Après plus d’une décennie de sous-performance marquée, les marchés émergents ont rebondi en 2025, surperformant les marchés développés. Cette longue période de retard, entre 2010 et 2025, s’explique en grande partie par deux facteurs: d’une part, les difficultés structurelles du marché chinois, liées à l’ajustement du secteur immobilier et aux effets de richesse négatifs sur la consommation et la confiance. D’autre part, la performance exceptionnelle des «Magnificent 7» aux États-Unis, qui a concentré une part significative de la création de valeur boursière mondiale.
La question centrale est désormais de savoir si cette dynamique est soutenable ou si la domination des marchés développés est appelée à se rétablir. Plusieurs éléments plaident en faveur d’un prolongement de la surperformance émergente.
Une dynamique de croissance structurellement favorable
Les économies d’Asie émergente – Inde, Vietnam, Philippines, Indonésie, Chine, Malaisie – continuent d’afficher des taux de croissance supérieurs à ceux des pays développés. Ce différentiel s’inscrit dans le processus de convergence économique, selon lequel les pays à plus faible revenu progressent à un rythme plus soutenu grâce aux gains de productivité, à l’industrialisation et à l’essor de la classe moyenne.
Un contexte monétaire porteur
Les banques centrales des marchés émergents sont engagées dans un cycle de baisse des taux, dans le sillage de l’orientation plus accommodante de la Réserve fédérale américaine. Fait notable, malgré cet assouplissement monétaire, plusieurs devises émergentes se sont appréciées face au dollar, contribuant positivement à la performance des actifs locaux.
Des moteurs de performance diversifiés
La performance des marchés émergents repose sur des moteurs régionaux différenciés. D’une part, l’Amérique latine est exposée aux matières premières, notamment celles situées en amont de la chaîne de valeur de l’intelligence artificielle. D’autre part, l’Asie émergente est exposée à la technologie, aux semi-conducteurs et à l’électronique grand public. Enfin, l’Afrique du Sud bénéficie du dynamisme des sociétés minières, en particulier des sociétés aurifères.
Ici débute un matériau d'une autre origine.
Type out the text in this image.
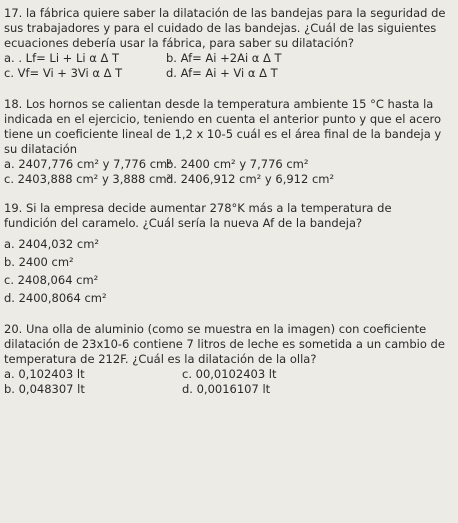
17. la fábrica quiere saber la dilatación de las bandejas para la seguridad de sus trabajadores y para el cuidado de las bandejas. ¿Cuál de las siguientes ecuaciones debería usar la fábrica, para saber su dilatación?

a. . Lf= Li + Li α Δ T	b. Af= Ai +2Ai α Δ T
c. Vf= Vi + 3Vi α Δ T	d. Af= Ai + Vi α Δ T

18. Los hornos se calientan desde la temperatura ambiente 15 °C hasta la indicada en el ejercicio, teniendo en cuenta el anterior punto y que el acero tiene un coeficiente lineal de 1,2 x 10-5 cuál es el área final de la bandeja y su dilatación

a. 2407,776 cm² y 7,776 cm²
b. 2400 cm² y 7,776 cm²
c. 2403,888 cm² y 3,888 cm²
d. 2406,912 cm² y 6,912 cm²

19. Si la empresa decide aumentar 278°K más a la temperatura de fundición del caramelo. ¿Cuál sería la nueva Af de la bandeja?

a. 2404,032 cm²
b. 2400 cm²
c. 2408,064 cm²
d. 2400,8064 cm²

20. Una olla de aluminio (como se muestra en la imagen) con coeficiente dilatación de 23x10-6 contiene 7 litros de leche es sometida a un cambio de temperatura de 212F. ¿Cuál es la dilatación de la olla?

a. 0,102403 lt	c. 00,0102403 lt
b. 0,048307 lt	d. 0,0016107 lt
En Amérique latine, le Brésil devrait profiter du cycle haussier des matières premières. Le pays pourrait devenir un acteur stratégique sur le marché des terres rares grâce à l’importance de ses gisements inexploités. Selon l’US Geological Survey, le Brésil détient environ 23% des réserves mondiales, soit les deuxièmes plus importantes au monde. Si la Chine domine aujourd’hui le secteur, avec environ 60% de l’extraction mondiale et plus de 90% des capacités de transformation, les pays occidentaux cherchent activement à diversifier leurs sources d’approvisionnement à la suite des restrictions d’exportation chinoises. Les États-Unis et l’Europe pourraient ainsi renforcer leurs partenariats avec le Brésil, notamment par des investissements conjoints dans le lithium, le nickel et les terres rares.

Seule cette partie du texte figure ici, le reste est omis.